Ohio Senate increases requirements for minors seeking an abortion without parental consent
by Joe Guillen  
October  2, 2011 

The Ohio Senate passed legislation Tuesday that would make abortions more difficult for minors to obtain without their parents’ permission. 

The bill requires a court to ask whether the minor understands the physical and emotional consequences of an abortion and whether the minor has been coached on how to answer the court’s questions when seeking a judicial bypass for parental approval. 

The Ohio House already approved the bill but will have to agree with a new provision the Senate added before the bill is sent to Republican Gov. John Kasich’s desk for his signature. 

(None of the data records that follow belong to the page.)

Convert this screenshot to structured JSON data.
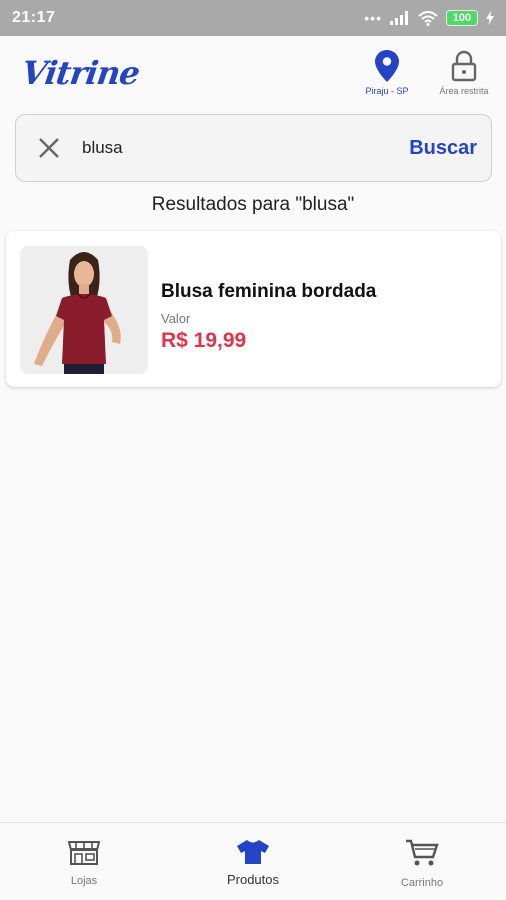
{
  "status": {
    "time": "21:17",
    "battery": "100",
    "icons": [
      "dots-icon",
      "signal-icon",
      "wifi-icon",
      "battery-icon",
      "charging-icon"
    ]
  },
  "header": {
    "logo": "Vitrine",
    "location_label": "Piraju - SP",
    "restricted_label": "Área restrita",
    "brand_color": "#2444c8"
  },
  "search": {
    "value": "blusa",
    "button_label": "Buscar"
  },
  "results": {
    "title": "Resultados para \"blusa\""
  },
  "products": [
    {
      "name": "Blusa feminina bordada",
      "price_label": "Valor",
      "price": "R$ 19,99",
      "price_color": "#e0344a"
    }
  ],
  "nav": {
    "tabs": [
      {
        "label": "Lojas",
        "icon": "store-icon",
        "active": false
      },
      {
        "label": "Produtos",
        "icon": "shirt-icon",
        "active": true
      },
      {
        "label": "Carrinho",
        "icon": "cart-icon",
        "active": false
      }
    ]
  }
}
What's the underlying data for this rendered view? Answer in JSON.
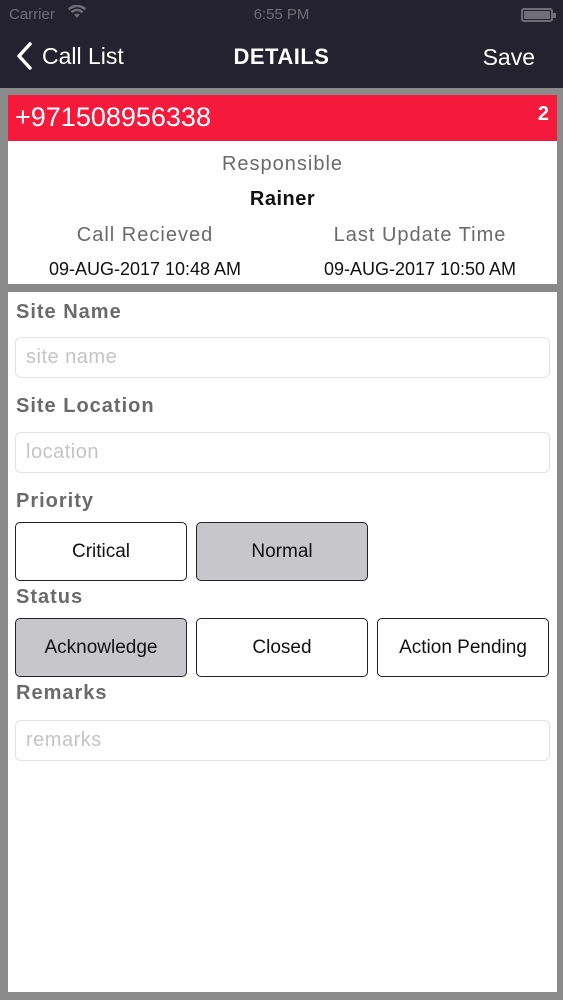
{
  "status_bar": {
    "carrier": "Carrier",
    "time": "6:55 PM"
  },
  "nav": {
    "back_label": "Call List",
    "title": "DETAILS",
    "save_label": "Save"
  },
  "call": {
    "phone": "+971508956338",
    "badge": "2",
    "responsible_label": "Responsible",
    "responsible_name": "Rainer",
    "received_label": "Call Recieved",
    "received_value": "09-AUG-2017 10:48 AM",
    "updated_label": "Last Update Time",
    "updated_value": "09-AUG-2017 10:50 AM"
  },
  "colors": {
    "nav_bg": "#23222e",
    "accent_red": "#f5193b",
    "selected_btn": "#c7c6cb"
  },
  "form": {
    "site_name": {
      "label": "Site Name",
      "placeholder": "site name",
      "value": ""
    },
    "site_location": {
      "label": "Site Location",
      "placeholder": "location",
      "value": ""
    },
    "priority": {
      "label": "Priority",
      "options": [
        "Critical",
        "Normal"
      ],
      "selected": "Normal"
    },
    "status": {
      "label": "Status",
      "options": [
        "Acknowledge",
        "Closed",
        "Action Pending"
      ],
      "selected": "Acknowledge"
    },
    "remarks": {
      "label": "Remarks",
      "placeholder": "remarks",
      "value": ""
    }
  }
}
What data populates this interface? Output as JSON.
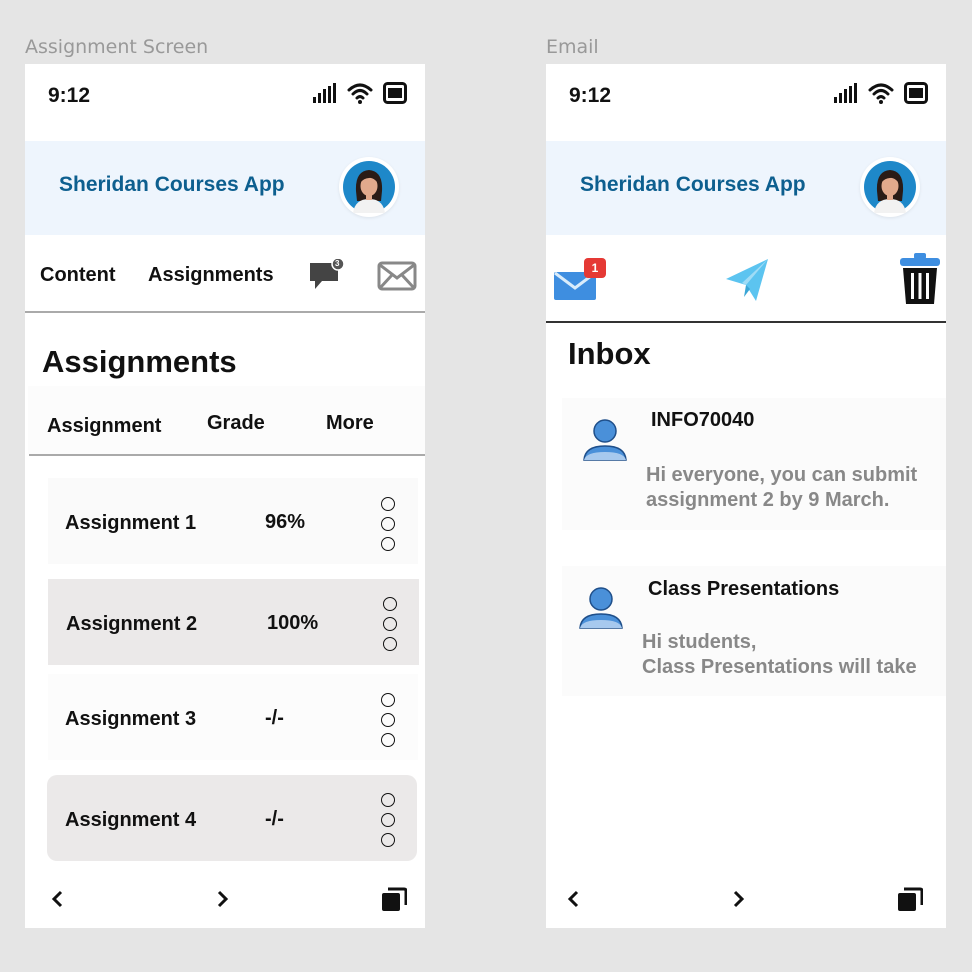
{
  "frames": {
    "assignment_label": "Assignment Screen",
    "email_label": "Email"
  },
  "status": {
    "time": "9:12"
  },
  "app": {
    "title": "Sheridan Courses App"
  },
  "assignment_screen": {
    "tabs": {
      "content": "Content",
      "assignments": "Assignments"
    },
    "chat_badge": "3",
    "section_title": "Assignments",
    "columns": {
      "assignment": "Assignment",
      "grade": "Grade",
      "more": "More"
    },
    "rows": [
      {
        "name": "Assignment 1",
        "grade": "96%"
      },
      {
        "name": "Assignment 2",
        "grade": "100%"
      },
      {
        "name": "Assignment 3",
        "grade": "-/-"
      },
      {
        "name": "Assignment 4",
        "grade": "-/-"
      }
    ]
  },
  "email_screen": {
    "inbox_badge": "1",
    "title": "Inbox",
    "messages": [
      {
        "subject": "INFO70040",
        "body": "Hi everyone, you can submit\nassignment 2 by 9 March."
      },
      {
        "subject": "Class Presentations",
        "body": "Hi students,\nClass Presentations will take"
      }
    ]
  },
  "icons": {
    "signal": "signal-icon",
    "wifi": "wifi-icon",
    "battery": "battery-icon",
    "chat": "chat-icon",
    "mail": "mail-icon",
    "inbox": "inbox-icon",
    "send": "send-icon",
    "trash": "trash-icon",
    "user": "user-icon",
    "back": "chevron-left-icon",
    "forward": "chevron-right-icon",
    "windows": "windows-icon"
  },
  "colors": {
    "header_bg": "#eef5fd",
    "title": "#0d5f8f",
    "badge": "#e53935",
    "row_highlight": "#ebe9e9",
    "body_text": "#888888",
    "send": "#5cc4f0",
    "mail": "#3e8ee0"
  }
}
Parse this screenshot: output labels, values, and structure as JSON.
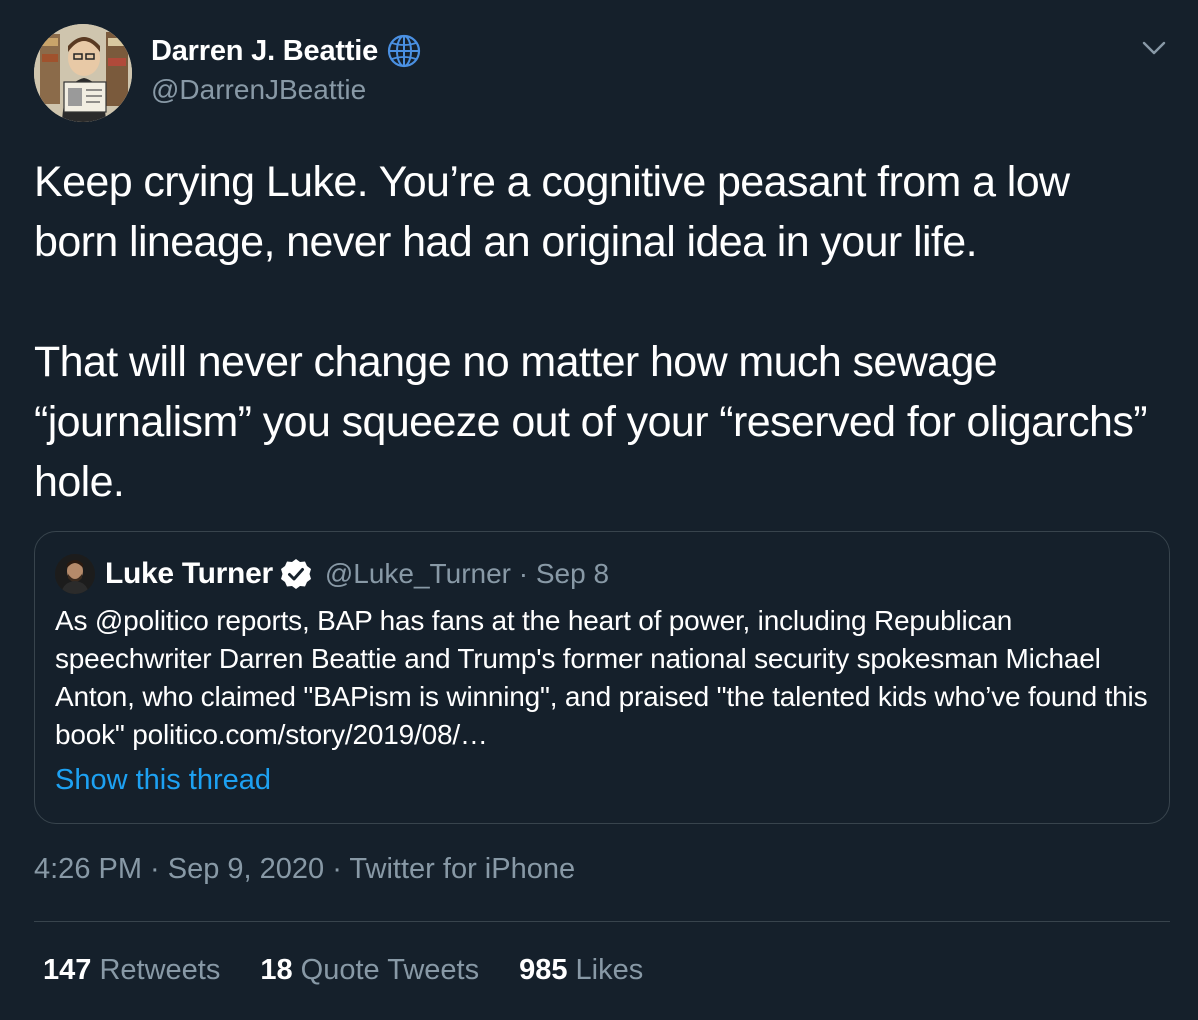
{
  "author": {
    "display_name": "Darren J. Beattie",
    "handle": "@DarrenJBeattie",
    "badge_icon": "globe-icon",
    "avatar": "caricature-avatar"
  },
  "tweet_body": {
    "paragraph_1": "Keep crying Luke. You’re a cognitive peasant from a low born lineage, never had an original idea in your life.",
    "paragraph_2": "That will never change no matter how much sewage “journalism” you squeeze out of your “reserved for oligarchs” hole."
  },
  "quoted_tweet": {
    "display_name": "Luke Turner",
    "verified_icon": "verified-badge-icon",
    "meta": "@Luke_Turner · Sep 8",
    "body": "As @politico reports, BAP has fans at the heart of power, including Republican speechwriter Darren Beattie and Trump's former national security spokesman Michael Anton, who claimed \"BAPism is winning\", and praised \"the talented kids who’ve found this book\" politico.com/story/2019/08/…",
    "show_thread": "Show this thread"
  },
  "timestamp": "4:26 PM · Sep 9, 2020 · Twitter for iPhone",
  "stats": {
    "retweets_count": "147",
    "retweets_label": "Retweets",
    "quotes_count": "18",
    "quotes_label": "Quote Tweets",
    "likes_count": "985",
    "likes_label": "Likes"
  },
  "colors": {
    "background": "#15202b",
    "secondary_text": "#8899a6",
    "accent": "#1da1f2",
    "border": "#38444d"
  }
}
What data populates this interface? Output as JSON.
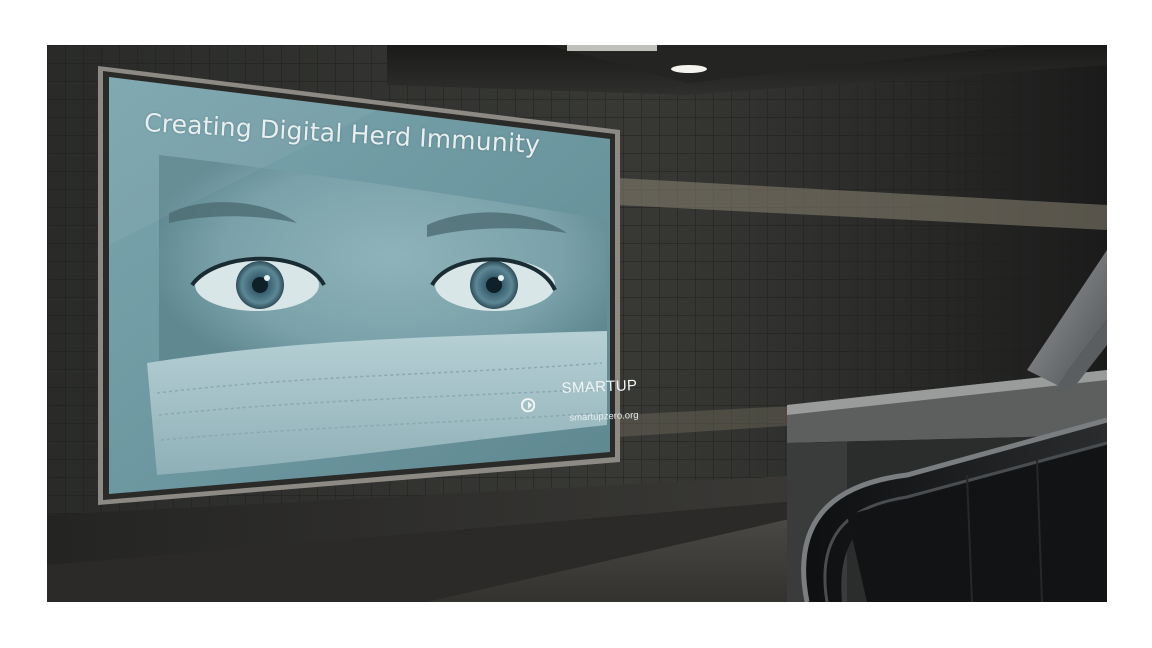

The Senate’s version of the bill requires a minor to get approval in the county she lives in or in a surrounding county. Republicans said the change will prevent minors from “shopping” for a friendly court. 

A spokesman for House Republicans said the majority caucus is expected to agree with the change. 

Federal court rulings have allowed minors seeking an abortion to bypass parental consent requirements with a juvenile judge’s approval. 

Republicans who supported the bill said some judges in Ohio are too lenient in granting the requests. The bill, House Bill 63, requires minors to prove with “clear and convincing evidence” that abortions are in their best interests. 

“A bypass should not merely be a rubber stamp of the abortion industry,” Sen. Keith Faber, a Republican from Celina, said on the Senate floor. 

Kellie Copeland, executive director of NARAL Pro-Choice Ohio, said the changes are unnecessary and part of an overall agenda the GOP majority has pursued to limit women’s reproductive rights. 

“It’s designed to make the process more intimidating, more difficult,” Copeland said. “This is just legislation for politics. It’s not improving women’s health whatsoever.” 

In July, Kasich signed into law a late-term abortion ban prohibiting the process when a pregnancy is 20 weeks along unless a doctor determines a fetus cannot live outside the womb - a condition known as viability. 

The House of Representatives has approved a controversial “heartbeat bill” which would ban abortion once a fetal heartbeat is detected. The Senate has not yet voted on the measure. The House also has passed a bill that would restrict insurance coverage for abortions. 

Sen. Jason Wilson, of Columbiana, was the only Democrat to join Republicans in support of the judicial-bypass bill.